10) Insomma, per Saviano "serializzare significa speculare, ma non nell'accezione orrida" (ovvero quella economica, ovvero proprio quella del sistema televisivo). Significa "speculare nel significato filosofico di indagare" in maniera tale da "far rispecchiare il lettore" (forse voleva dire lo "spettatore"). In fondo, "riflettere, torcere, approfondire la stessa idea è il modo migliore per far attraversare l'intero mondo attraverso quell'idea". Ce lo diceva "impropriamente" anche Heidegger, "pensare è limitarsi a pensare a un solo pensiero che un giorno si arresterà nel cielo del mondo, come una stella".

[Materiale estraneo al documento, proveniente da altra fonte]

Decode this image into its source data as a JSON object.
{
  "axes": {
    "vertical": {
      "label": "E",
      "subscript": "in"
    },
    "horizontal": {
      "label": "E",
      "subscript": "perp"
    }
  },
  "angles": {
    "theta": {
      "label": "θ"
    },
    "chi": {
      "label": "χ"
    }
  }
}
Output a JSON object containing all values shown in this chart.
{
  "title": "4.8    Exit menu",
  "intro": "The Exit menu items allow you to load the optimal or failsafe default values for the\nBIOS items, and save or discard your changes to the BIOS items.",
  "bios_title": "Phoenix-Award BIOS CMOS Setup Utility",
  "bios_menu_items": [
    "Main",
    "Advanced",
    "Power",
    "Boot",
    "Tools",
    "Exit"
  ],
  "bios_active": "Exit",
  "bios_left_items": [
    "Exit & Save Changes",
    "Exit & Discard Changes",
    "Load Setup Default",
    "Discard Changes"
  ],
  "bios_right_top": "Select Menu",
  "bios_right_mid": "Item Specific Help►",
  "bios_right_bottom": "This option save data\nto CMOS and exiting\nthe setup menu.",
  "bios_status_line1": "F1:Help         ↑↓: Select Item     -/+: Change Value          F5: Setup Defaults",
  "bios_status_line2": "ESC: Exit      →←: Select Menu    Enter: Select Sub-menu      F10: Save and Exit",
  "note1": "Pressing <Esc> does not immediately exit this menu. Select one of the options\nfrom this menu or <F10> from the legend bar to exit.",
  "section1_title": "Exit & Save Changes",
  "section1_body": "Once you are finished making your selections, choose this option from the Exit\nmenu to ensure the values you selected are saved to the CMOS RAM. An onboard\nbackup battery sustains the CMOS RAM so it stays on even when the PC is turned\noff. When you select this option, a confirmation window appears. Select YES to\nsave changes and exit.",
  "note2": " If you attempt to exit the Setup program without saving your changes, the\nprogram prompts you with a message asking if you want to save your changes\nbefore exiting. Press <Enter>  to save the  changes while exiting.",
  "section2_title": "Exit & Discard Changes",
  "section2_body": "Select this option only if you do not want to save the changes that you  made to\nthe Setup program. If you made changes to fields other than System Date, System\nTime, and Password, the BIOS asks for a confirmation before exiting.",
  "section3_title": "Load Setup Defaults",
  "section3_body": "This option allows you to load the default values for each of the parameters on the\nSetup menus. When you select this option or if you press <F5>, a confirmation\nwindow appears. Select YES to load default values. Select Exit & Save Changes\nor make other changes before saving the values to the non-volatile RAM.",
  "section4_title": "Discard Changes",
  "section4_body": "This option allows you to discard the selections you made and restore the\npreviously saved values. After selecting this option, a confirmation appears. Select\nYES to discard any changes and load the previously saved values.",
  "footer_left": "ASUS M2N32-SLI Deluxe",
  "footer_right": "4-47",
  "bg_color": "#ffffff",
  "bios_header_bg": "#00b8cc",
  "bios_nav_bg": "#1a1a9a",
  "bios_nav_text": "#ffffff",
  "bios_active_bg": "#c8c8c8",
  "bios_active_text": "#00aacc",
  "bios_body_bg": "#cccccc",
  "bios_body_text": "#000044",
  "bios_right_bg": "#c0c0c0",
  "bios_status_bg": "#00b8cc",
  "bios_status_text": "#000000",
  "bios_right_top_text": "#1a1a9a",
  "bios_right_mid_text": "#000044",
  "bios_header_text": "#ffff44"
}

Okay, la citazione "impropria", cioè "a cazzo" ci voleva. Non so, però magari, visto che citiamo "a cazzo", avremmo potuto citare anche questa di Heiddeger: il poetare e il pensare si assomigliano purissimamente nella cura diligente della parola, essi sono insieme quanto mai divisi nella loro essenza. Il pensatore dice l'Essere; il poeta dà un nome al Sacro. Oppure questa che, fuori da ogni contesto, mi sembra più consona: il fatto più considerevole nella nostra epoca preoccupante è che ancora noi non pensiamo. O, almeno, non verifichiamo quasi mai i fatti.